In a note to clients issued Sunday, Goldman Sachs analysts called the voluntary cuts “too little and too late to avoid breaching storage capacity, ensuring that low oil prices force all producers to contribute to the market rebalancing.

“Ultimately, this simply reflects that no voluntary cuts could be large enough to offset the 19 million b/d average April-May demand loss due to the coronavirus.” Goldman is therefore expecting WTI pricing to decline further, “with downside risks to our short-term $20/bbl forecast.”

The three-member Railroad Commission of Texas was set to discuss on Tuesday (April 14) the possibility of prorationing, i.e. state-mandated production shut-ins to help rebalance the market.

However, Commissioner Ryan Sitton, who has floated prorationing as a possible tool to boost prices, revised his tune on Monday. “While I have been public about my thoughts that Texas should take a lead role in this conversation, I still have many reservations, and I will be examining heavily if and how proration could be done.”

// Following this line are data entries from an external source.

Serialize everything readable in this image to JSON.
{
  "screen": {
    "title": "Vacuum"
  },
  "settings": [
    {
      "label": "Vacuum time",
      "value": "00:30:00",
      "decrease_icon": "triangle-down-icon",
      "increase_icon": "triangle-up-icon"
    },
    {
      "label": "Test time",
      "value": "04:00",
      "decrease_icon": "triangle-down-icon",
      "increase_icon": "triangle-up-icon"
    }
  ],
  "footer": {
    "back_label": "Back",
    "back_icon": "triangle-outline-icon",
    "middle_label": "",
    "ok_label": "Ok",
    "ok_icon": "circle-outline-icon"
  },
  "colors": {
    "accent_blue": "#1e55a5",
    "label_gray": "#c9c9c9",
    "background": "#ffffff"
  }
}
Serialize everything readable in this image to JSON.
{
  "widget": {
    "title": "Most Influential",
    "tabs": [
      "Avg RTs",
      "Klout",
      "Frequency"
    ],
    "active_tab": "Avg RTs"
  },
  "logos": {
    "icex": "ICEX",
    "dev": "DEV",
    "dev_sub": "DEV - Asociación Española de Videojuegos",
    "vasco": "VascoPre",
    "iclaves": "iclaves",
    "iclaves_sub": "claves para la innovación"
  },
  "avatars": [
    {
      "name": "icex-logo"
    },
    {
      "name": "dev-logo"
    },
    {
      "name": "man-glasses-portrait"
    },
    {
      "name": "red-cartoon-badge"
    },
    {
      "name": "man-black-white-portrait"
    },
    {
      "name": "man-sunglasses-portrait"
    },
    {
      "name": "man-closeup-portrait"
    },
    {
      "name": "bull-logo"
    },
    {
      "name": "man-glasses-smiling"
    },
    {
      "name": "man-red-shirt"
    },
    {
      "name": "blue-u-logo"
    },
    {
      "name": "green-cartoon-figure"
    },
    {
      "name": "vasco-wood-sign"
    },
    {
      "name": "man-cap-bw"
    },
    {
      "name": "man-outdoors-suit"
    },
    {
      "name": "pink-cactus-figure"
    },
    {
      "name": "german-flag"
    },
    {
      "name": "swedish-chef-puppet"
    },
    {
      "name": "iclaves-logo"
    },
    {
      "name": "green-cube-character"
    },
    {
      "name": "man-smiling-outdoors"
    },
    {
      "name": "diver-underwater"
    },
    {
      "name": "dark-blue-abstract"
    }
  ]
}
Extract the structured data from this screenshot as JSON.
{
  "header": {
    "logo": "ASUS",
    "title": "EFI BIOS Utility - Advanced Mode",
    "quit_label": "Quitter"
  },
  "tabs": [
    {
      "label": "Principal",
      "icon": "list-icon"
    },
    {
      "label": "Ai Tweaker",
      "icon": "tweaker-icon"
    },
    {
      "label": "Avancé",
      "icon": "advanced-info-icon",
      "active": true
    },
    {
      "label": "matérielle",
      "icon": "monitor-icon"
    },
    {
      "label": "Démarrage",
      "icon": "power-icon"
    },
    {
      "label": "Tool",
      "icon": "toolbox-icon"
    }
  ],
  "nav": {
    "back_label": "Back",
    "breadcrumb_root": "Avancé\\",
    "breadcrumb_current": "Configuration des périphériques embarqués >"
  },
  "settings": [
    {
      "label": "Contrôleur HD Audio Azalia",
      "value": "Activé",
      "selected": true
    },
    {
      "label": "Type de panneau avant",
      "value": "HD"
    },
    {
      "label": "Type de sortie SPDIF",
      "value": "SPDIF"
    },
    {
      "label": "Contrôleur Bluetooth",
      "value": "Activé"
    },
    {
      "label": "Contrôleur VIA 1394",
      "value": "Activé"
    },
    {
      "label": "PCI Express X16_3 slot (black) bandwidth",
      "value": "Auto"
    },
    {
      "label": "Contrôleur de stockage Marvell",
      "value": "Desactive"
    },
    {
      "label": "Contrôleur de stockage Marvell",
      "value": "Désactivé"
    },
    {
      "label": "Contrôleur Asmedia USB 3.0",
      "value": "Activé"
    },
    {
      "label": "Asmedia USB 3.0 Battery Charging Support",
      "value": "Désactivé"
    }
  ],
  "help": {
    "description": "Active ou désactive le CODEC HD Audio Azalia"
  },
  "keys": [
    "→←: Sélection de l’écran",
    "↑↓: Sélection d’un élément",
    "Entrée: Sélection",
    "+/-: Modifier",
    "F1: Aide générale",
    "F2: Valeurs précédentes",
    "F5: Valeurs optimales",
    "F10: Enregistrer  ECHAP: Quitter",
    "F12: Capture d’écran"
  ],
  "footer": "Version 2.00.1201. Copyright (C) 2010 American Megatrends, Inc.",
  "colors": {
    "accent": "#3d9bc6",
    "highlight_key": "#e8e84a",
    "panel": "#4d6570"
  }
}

He said while none of the commissioners likes the idea of government interference with private enterprise, “we also acknowledge that these unprecedented times require us to consider all options to bring stability to the industry that we regulate.”

Last month Texas Oil and Gas Association (TXOGA) President Todd Staples said proration would “likely result in other producers replacing curtailed Texas volumes…Proration is not a remedy TXOGA members are seeking, as it would disadvantage Texas, its producers, mineral owners and taxing entities.”

American Petroleum Institute CEO Mike Sommers on Sunday applauded OPEC-plus’s decision to voluntarily cut production. “We welcome today’s announcement of an agreement by other producing nations to follow the lead of the global marketplace — and U.S. producers — to reduce supply to align with lower energy demand as a result of the pandemic…

“While the U.S. today leads the world in daily oil production, oil is produced, refined, used and traded across the globe, and most of the world’s oil is produced by foreign government owned entities – some of whom announced oil production increases last month just as global energy use was decreasing due to the pandemic.”